CAMPUS FLYER

UCSD Judaic Studies Program Presents Two Lectures by: Professor Bernard Cooperman

The UCSD Judaic Studies Program would like to invite you to hear Professor Bernard Cooperman, University of Maryland.

“Technology Censorship, and Inventing the Canon. Hebrew Book Culture in the Age of Print”
Thursday, May 12, 2011
12:30p.m.
H&SS 4025
(Humanities and Social Science Building)
Lunch will be served. Please RSVP to mtilley@ucsd.edu by May 10.

Description of Lecture: What was the impact of print technology on the presentation and shape of Jewish knowledge? Granted that literacy was relatively wide-spread among Jews, did the greater availability of printed books make a difference at a popular level and did it redefine the career and credentials of Jewish intellectuals? Starting with one book printed in Rome in 1546, we will explore the way in which Church and state policies towards the printed book served to redefine the Jewish canon and create what we now identify as Jewish traditional learning.
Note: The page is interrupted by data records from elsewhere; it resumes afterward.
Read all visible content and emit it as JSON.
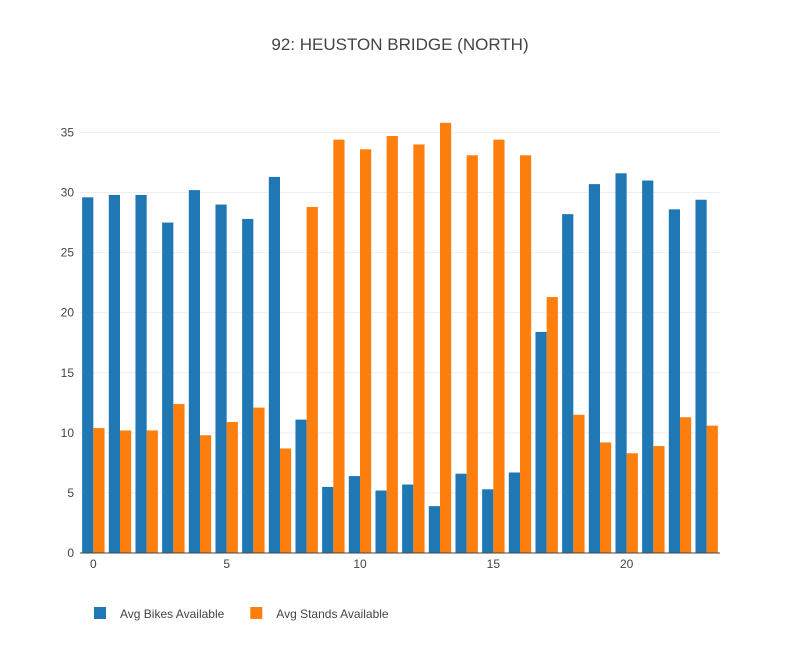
{
  "chart_data": {
    "type": "bar",
    "title": "92: HEUSTON BRIDGE (NORTH)",
    "xlabel": "",
    "ylabel": "",
    "x": [
      0,
      1,
      2,
      3,
      4,
      5,
      6,
      7,
      8,
      9,
      10,
      11,
      12,
      13,
      14,
      15,
      16,
      17,
      18,
      19,
      20,
      21,
      22,
      23
    ],
    "x_ticks": [
      0,
      5,
      10,
      15,
      20
    ],
    "y_ticks": [
      0,
      5,
      10,
      15,
      20,
      25,
      30,
      35
    ],
    "xlim": [
      -0.5,
      23.5
    ],
    "ylim": [
      0,
      37.7
    ],
    "grid": true,
    "legend_position": "bottom-left",
    "series": [
      {
        "name": "Avg Bikes Available",
        "color": "#1f77b4",
        "values": [
          29.6,
          29.8,
          29.8,
          27.5,
          30.2,
          29.0,
          27.8,
          31.3,
          11.1,
          5.5,
          6.4,
          5.2,
          5.7,
          3.9,
          6.6,
          5.3,
          6.7,
          18.4,
          28.2,
          30.7,
          31.6,
          31.0,
          28.6,
          29.4
        ]
      },
      {
        "name": "Avg Stands Available",
        "color": "#ff7f0e",
        "values": [
          10.4,
          10.2,
          10.2,
          12.4,
          9.8,
          10.9,
          12.1,
          8.7,
          28.8,
          34.4,
          33.6,
          34.7,
          34.0,
          35.8,
          33.1,
          34.4,
          33.1,
          21.3,
          11.5,
          9.2,
          8.3,
          8.9,
          11.3,
          10.6
        ]
      }
    ]
  }
}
"Shylock's Daughter-in-Law. Adultery in Sixteenth-Century Jewish Rome" Thursday, May 12, 2011
8:00pm
IR/PS 3202
(International Relations and Pacific Studies)

Description of Lecture:
In March of 1543, Roman Jews were shocked to learn of an adulterous affair going on in the home of one of the community's wealthy moneylenders. The banker's daughter-in-law, a young wife and mother, was deeply involved with the family's trusted bank manager. We know about the affair, what the lovers did, and the intricate strategies adopted in response by the family from an unusually detailed rabbinic legal opinion written by Isaac de Lattes, a rabbi of the time. Basing ourselves on that rare document, we will explore the intimacies and pressures of Jewish domestic life during a prosperous period that preceded the establishment of the ghetto in 1555.

These events are free and open to the public.